We must beware two inertial factors:

  1. naïve realism: “the parties tend to think that while they see the issue ‘objectively,’ the other side is biased”;
  2. reactive devaluation: “they tend also to devalue what the other party offers.”

If we put more on the table, the effects of reactive devaluation can be minimised.

But, problematically, though the participants may do better in the long term in an iterative negotiation, they tend to feel worse in the short term, because they leave the negotiation thinking about all the things they gave up—and may be reluctant to return to negotiate further (i.e. losses hurt more than wins help—see Daniel Kahneman and Amos Tversky, “Prospect Theory: An Analysis of Decision under Risk,” Econometrica 47.2 [Mar. 1979]: 263-92).

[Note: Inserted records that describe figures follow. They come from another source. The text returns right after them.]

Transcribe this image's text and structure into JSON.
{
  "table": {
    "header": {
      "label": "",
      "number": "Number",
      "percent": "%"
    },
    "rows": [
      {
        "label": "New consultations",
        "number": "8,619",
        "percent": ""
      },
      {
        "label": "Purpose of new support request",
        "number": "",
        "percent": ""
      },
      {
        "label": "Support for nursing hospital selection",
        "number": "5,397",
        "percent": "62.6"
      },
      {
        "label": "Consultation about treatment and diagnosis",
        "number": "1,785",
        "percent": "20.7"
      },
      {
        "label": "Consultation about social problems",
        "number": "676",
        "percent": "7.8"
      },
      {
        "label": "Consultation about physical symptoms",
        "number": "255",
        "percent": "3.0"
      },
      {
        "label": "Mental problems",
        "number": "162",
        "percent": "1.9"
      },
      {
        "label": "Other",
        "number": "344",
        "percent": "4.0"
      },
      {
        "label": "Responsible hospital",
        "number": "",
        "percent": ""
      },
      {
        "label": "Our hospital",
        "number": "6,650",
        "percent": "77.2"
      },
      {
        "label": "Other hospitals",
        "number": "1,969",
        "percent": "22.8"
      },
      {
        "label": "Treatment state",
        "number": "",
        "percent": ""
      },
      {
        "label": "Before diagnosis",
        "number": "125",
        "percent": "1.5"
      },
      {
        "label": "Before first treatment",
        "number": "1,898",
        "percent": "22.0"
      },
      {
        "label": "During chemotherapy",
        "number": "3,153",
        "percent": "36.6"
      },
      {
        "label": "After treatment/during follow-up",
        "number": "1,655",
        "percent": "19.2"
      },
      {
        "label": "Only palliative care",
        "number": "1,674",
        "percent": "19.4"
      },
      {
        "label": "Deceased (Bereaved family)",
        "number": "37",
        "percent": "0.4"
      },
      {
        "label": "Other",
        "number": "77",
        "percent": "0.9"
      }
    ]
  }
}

However, there are three dynamic factors that mobilise morality, i.e. make the issue about welfare, not wealth:

  1. Because participants care more about their relative position in a social or economic hierarchy than they do about their absolute position, we can make the process about fairness, i.e. there must be evidence of “shared sacrifice.”
  2. So participants can feel like they are participating, we can scale tasks down to manageable chunks; this can set up what Timur Kuran calls “informational cascades” (“Chameleon Voters and Public Choice,” Public Choice 53 [1978]: 53-78).
  3. We can focus on what will be lost, not what will be gained (in accordance with prospect theory [see above]), and choose “vivid particulars,” i.e. concrete examples, to engage people (and override our inability to understand probabilities).